Micro benevolences
Many of us are unknowingly responsible for microaggressions in our everyday interactions, including when we write content and create examples for MDN. The Open Web Docs team has been working to reduce the occurrence of microaggressions and up the number of micro-benevolences throughout MDN.
Reducing microaggressions
Microaggressions are demeaning experiences in seemingly normal daily interactions from generally well-intentioned people who are unaware their behavior is non-inclusive and even offensive.
The use of stereotypes is an environmental microaggression. This may be manifested by who is portrayed as a knowledgeable teacher versus who is portrayed as naive and needing to learn. The absence of diversity is also an environmental microaggression. Ensuring representation in curricula and the overall culture of an organization, in general, improves diversity. The absence of diversity, such as including only or mainly cis-hetero-white-men of North American and European descent in relationships with power dynamics, in prose and code are environmental microaggressions.

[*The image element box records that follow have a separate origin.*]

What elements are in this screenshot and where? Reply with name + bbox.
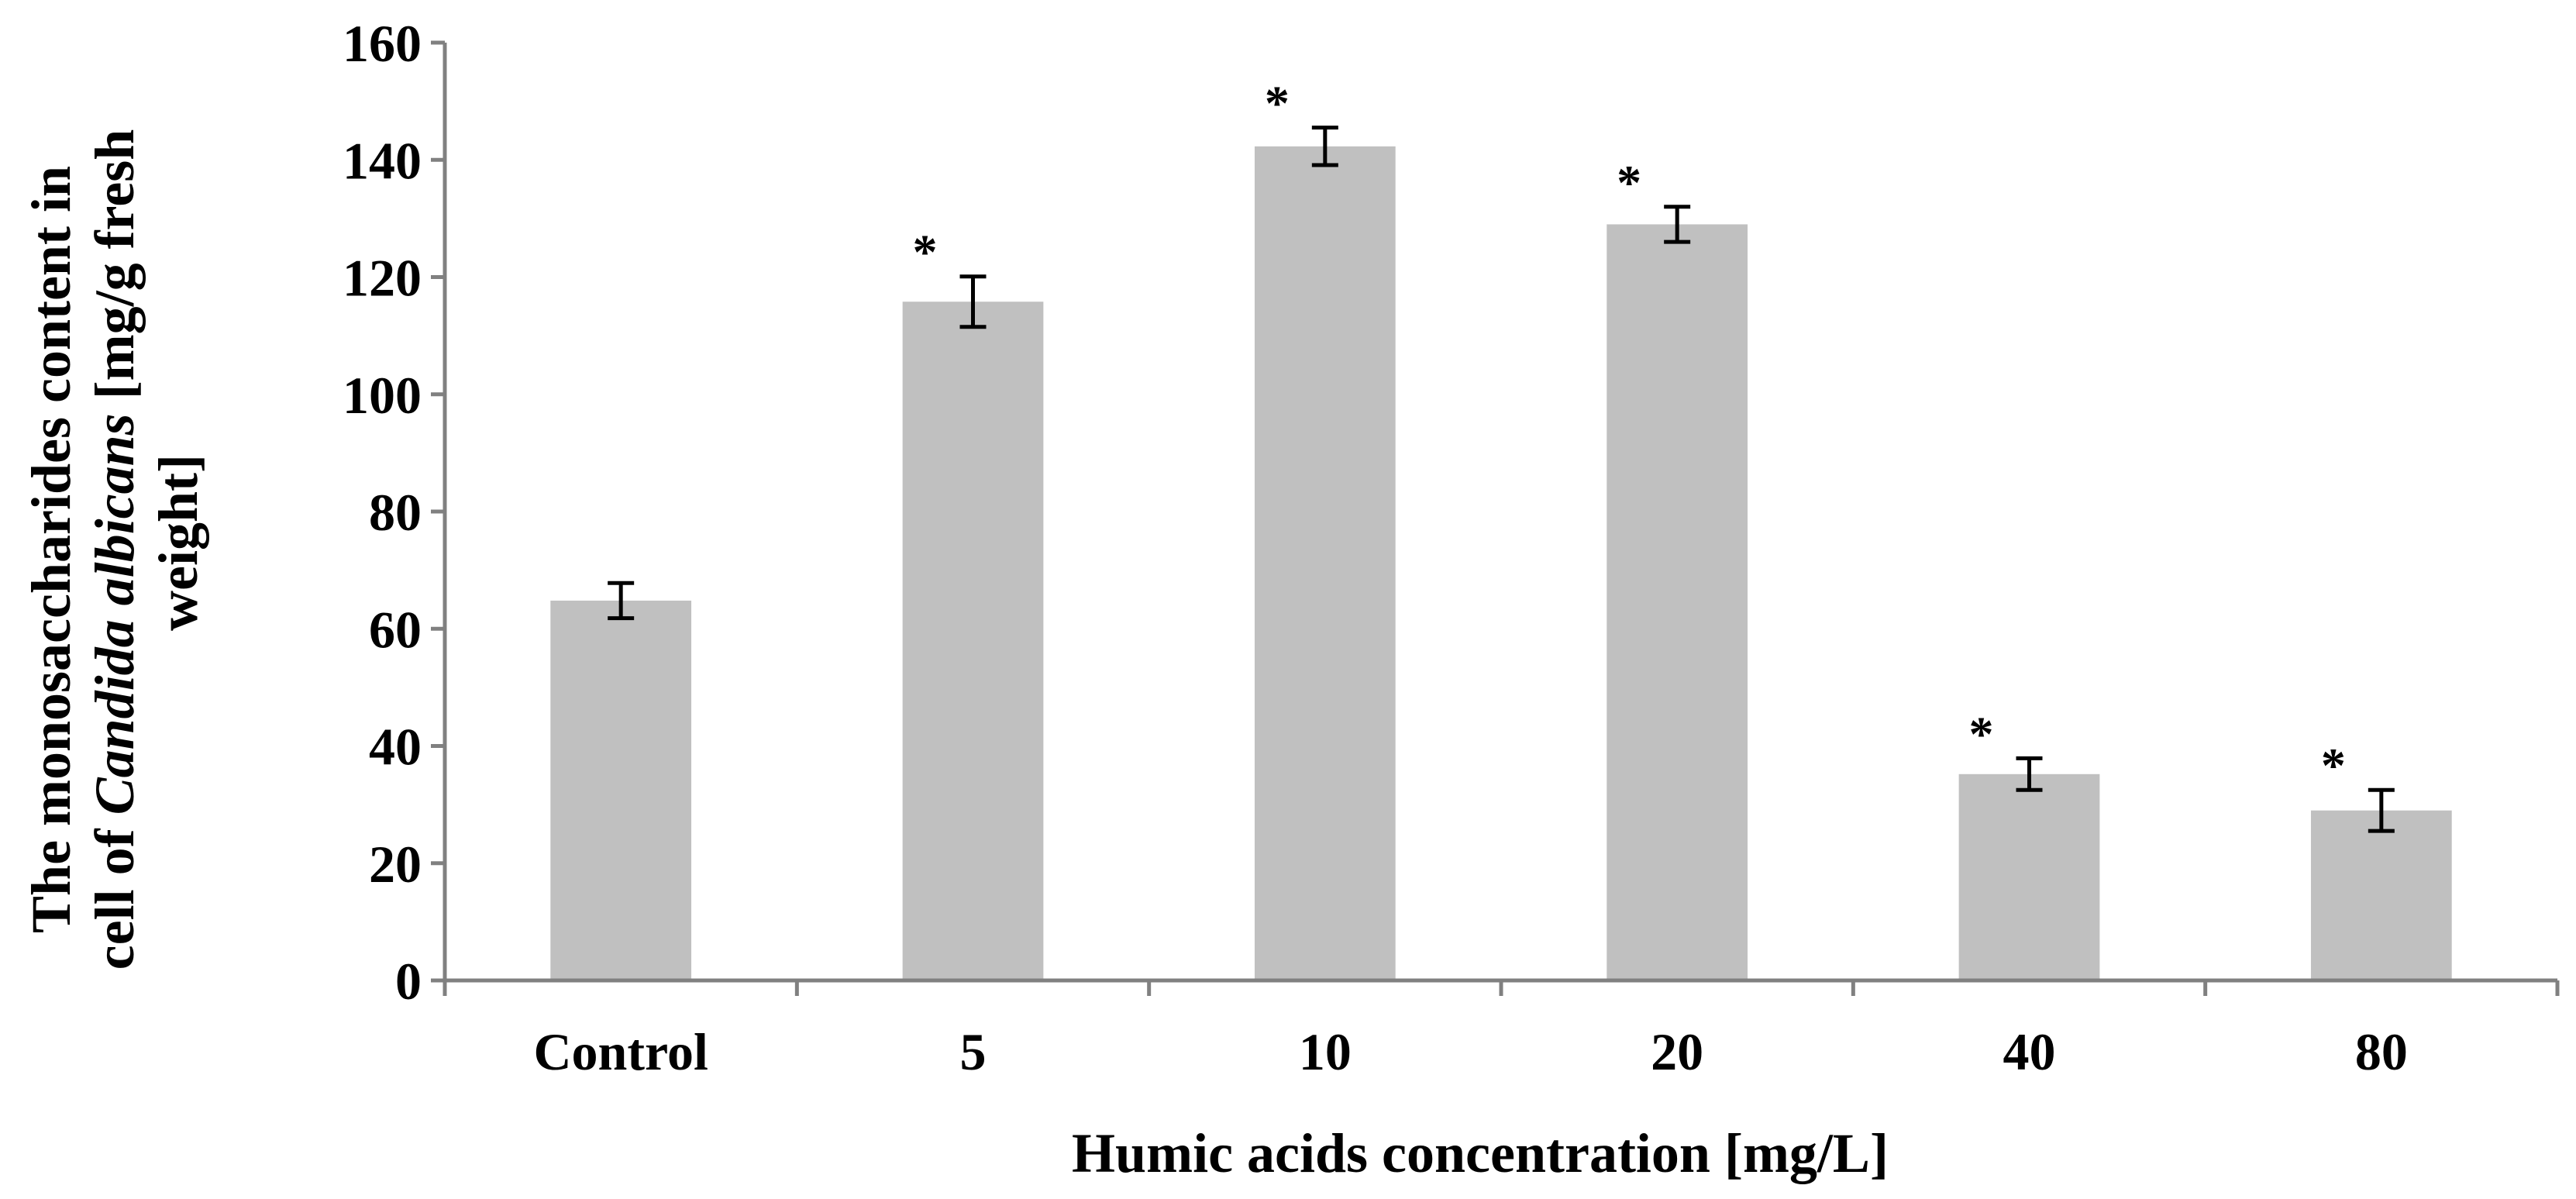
- x-tick-label: 10: [1299, 1022, 1352, 1081]
- y-tick-labels: 0 20 40 60 80 100 120 140 160: [343, 14, 422, 1011]
- axes: [431, 40, 2560, 996]
- error-bars: [608, 126, 2395, 833]
- significance-star: *: [1969, 706, 1994, 761]
- x-tick-label: Control: [533, 1022, 708, 1081]
- y-tick-label: 80: [369, 483, 422, 542]
- bars: [550, 146, 2452, 981]
- significance-star: *: [1265, 76, 1290, 131]
- y-tick-label: 120: [343, 249, 422, 308]
- bar: [1607, 224, 1748, 980]
- significance-star: *: [1617, 155, 1641, 210]
- bar: [550, 600, 692, 980]
- significance-star: *: [913, 225, 938, 280]
- y-axis-title-line3: weight]: [147, 454, 209, 631]
- x-tick-label: 40: [2003, 1022, 2056, 1081]
- y-tick-label: 40: [369, 718, 422, 777]
- y-axis-title: The monosaccharides content in cell of C…: [20, 115, 209, 970]
- y-tick-label: 100: [343, 366, 422, 425]
- y-tick-label: 20: [369, 835, 422, 894]
- bar: [1958, 773, 2100, 980]
- significance-markers: * * * * *: [913, 76, 2346, 794]
- significance-star: *: [2321, 738, 2346, 793]
- y-tick-label: 140: [343, 131, 422, 190]
- svg-text:The monosaccharides content in: The monosaccharides content in cell of C…: [20, 115, 209, 970]
- bar: [1254, 146, 1396, 981]
- x-tick-label: 20: [1651, 1022, 1703, 1081]
- x-tick-labels: Control 5 10 20 40 80: [533, 1022, 2407, 1081]
- x-tick-label: 5: [960, 1022, 987, 1081]
- y-tick-label: 60: [369, 600, 422, 659]
- bar: [902, 301, 1044, 980]
- y-tick-label: 0: [395, 952, 422, 1011]
- x-tick-label: 80: [2355, 1022, 2408, 1081]
- y-axis-title-line1: The monosaccharides content in: [20, 166, 82, 933]
- bar: [2310, 810, 2452, 980]
- y-tick-label: 160: [343, 14, 422, 73]
- y-axis-title-line2: cell of Candida albicans [mg/g fresh: [84, 129, 146, 970]
- x-axis-title: Humic acids concentration [mg/L]: [1072, 1122, 1889, 1184]
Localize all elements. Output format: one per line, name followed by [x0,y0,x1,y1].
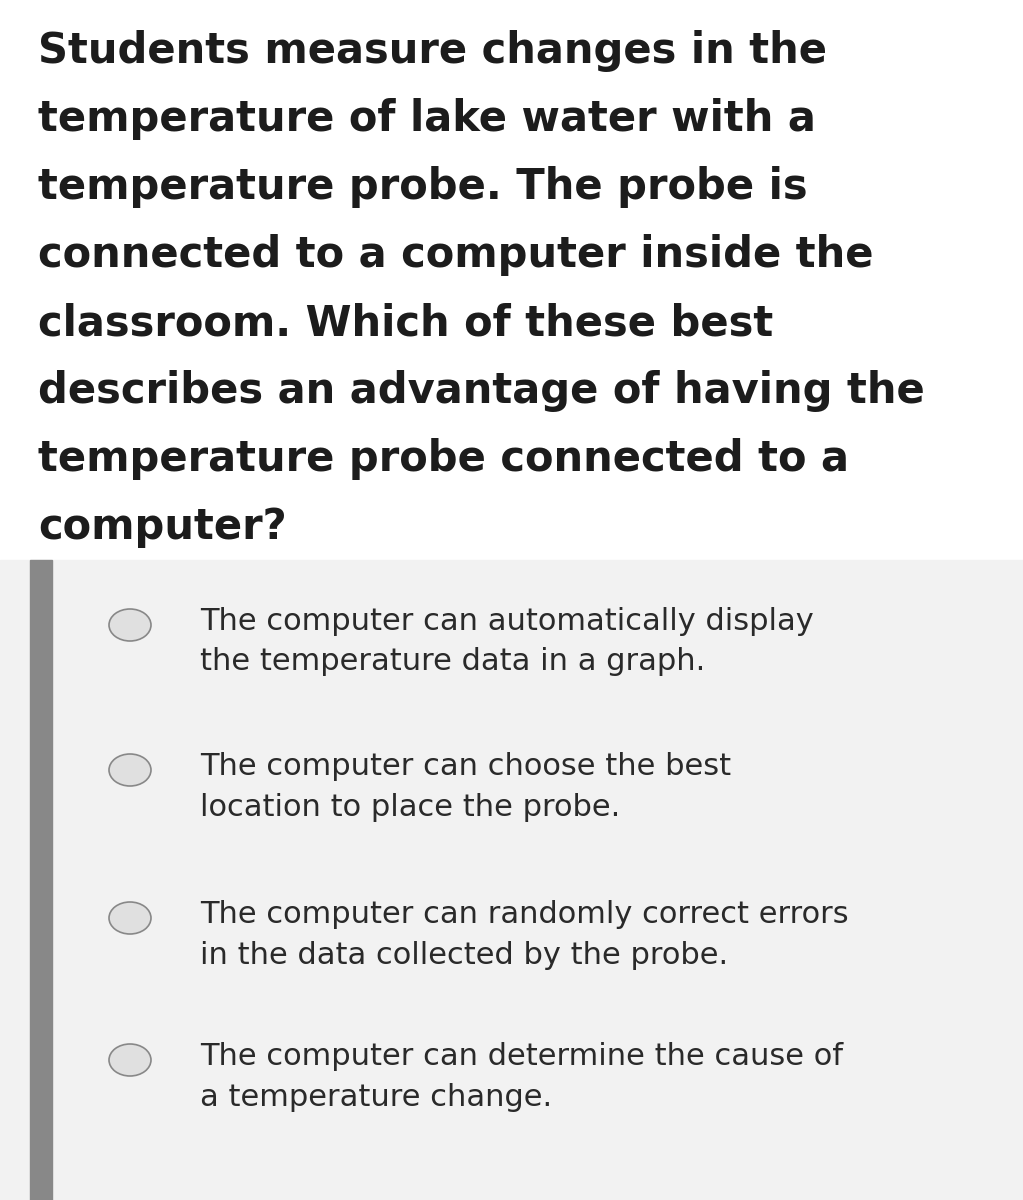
Text: The computer can choose the best
location to place the probe.: The computer can choose the best locatio… [201,752,731,822]
Bar [30,560,52,1200]
Text: temperature of lake water with a: temperature of lake water with a [38,98,816,140]
Bar [0,560,1023,1200]
Text: The computer can automatically display
the temperature data in a graph.: The computer can automatically display t… [201,607,813,677]
Text: temperature probe. The probe is: temperature probe. The probe is [38,166,807,208]
Text: describes an advantage of having the: describes an advantage of having the [38,370,925,412]
Ellipse shape [109,608,151,641]
Ellipse shape [109,902,151,934]
Ellipse shape [109,1044,151,1076]
Text: computer?: computer? [38,506,286,548]
Text: temperature probe connected to a: temperature probe connected to a [38,438,849,480]
Text: The computer can randomly correct errors
in the data collected by the probe.: The computer can randomly correct errors… [201,900,849,970]
Text: Students measure changes in the: Students measure changes in the [38,30,827,72]
Text: The computer can determine the cause of
a temperature change.: The computer can determine the cause of … [201,1042,843,1111]
Text: classroom. Which of these best: classroom. Which of these best [38,302,773,344]
Ellipse shape [109,754,151,786]
Text: connected to a computer inside the: connected to a computer inside the [38,234,874,276]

When people are not represented, they feel invisible. When people from minoritized communities do not see themselves represented in learning or workplace settings, which includes MDN, they can feel isolated, lonely, and excluded. When the only minoritized representations are of learners and students, these microaggressions can negatively impact confidence.
Microaggressions aren't just related to birth-based differences. Language is important for all readers. Describing something as "simple" or "easy", or telling a developer to "just" do something, makes those who don't find something simple or easy, or have never encountered a task, API, or property, feel inadequate or incompetent, and can lead to imposter syndrome. Microaggressions negatively impact everyone's mental and emotional health.
The OWD team has been working to remove potential microaggressions on MDN content. For example, when we encounter words minimizing the complexity of a task, we remove them.
Adding micro-benevolences
A micro-benevolence is a small act of kindness that benefits another person, without expecting reciprocity. Micro benevolences can be as basic as including culturally sensitive names in code examples or putting primary parent and secondary parent on a form instead of defaulting to cis-gendered, patriarchal, heteronormative norms.
In addition to removing potential microaggressions on MDN, the OWD team has been working to include micro-benevolences in code examples and imagery when we update content. As we work thru new content and revise old content to meet new specs and coding standards, we update the text and code examples to reflect the diversity of our readers. By increasing the diversity of cultures, genders, ages, and topics portrayed in code examples, more of our readers will feel seen and included. Another great benefit is that all readers will be exposed to cultures, genders, ages, and topics of interest not their own.
Diversifying code examples
When learning to code, you will often encounter John Doe and Mike Smith in code examples, with the occasional Jane and Kim. The OWD team went thru the content
directory and updated such examples to better reflect the diversity of developers. For example, the first names in a table of names was updated to include common first names of different cultures, such as Diego, Shilpa, Caterina, Jayla, Aisha, Kyouko, and Shireen, and non-gendered names, such as Dominique, Jayla, and Gila.
Opportunities for benevolence abound; another table was a list of names and countries was updated to included country-appropriate names, and indigenous names, such as Tlayolotl for Mexico.
With a little effort, and mostly awareness, we hope to make all people feel included and seen.
We also included examples that made people who are often discriminated against and marginalized feel seen. On the web, many code examples are geared toward science fiction and math lovers. While we haven’t removed all references to Star Wars, all male sports teams, planets, or Pythagorean, we’ve included quotes by Maya Angelou, SVGs of mandalas, and a welcome to our trans friends.
We are also encouraging the community to be aware of historical discrimination and exclusion and how history impacts our examples. For example, a community contributor suggested a code example that included the top scorers for the 1954 World Cup. Originally, FIFA allocated only one spot in the World Cup to the three continents of Africa, Asia, and Oceania (one spot in total, not one to each continent). While most people know that FIFA excluded women for most of its history, most don’t know that over half of the world’s male population was also excluded. In this case, we guided the contributor thru the PR review process to use a more inclusive statistic. In so doing, we both improve the inclusion in this single example and made contributors more aware of being mindful when creating examples.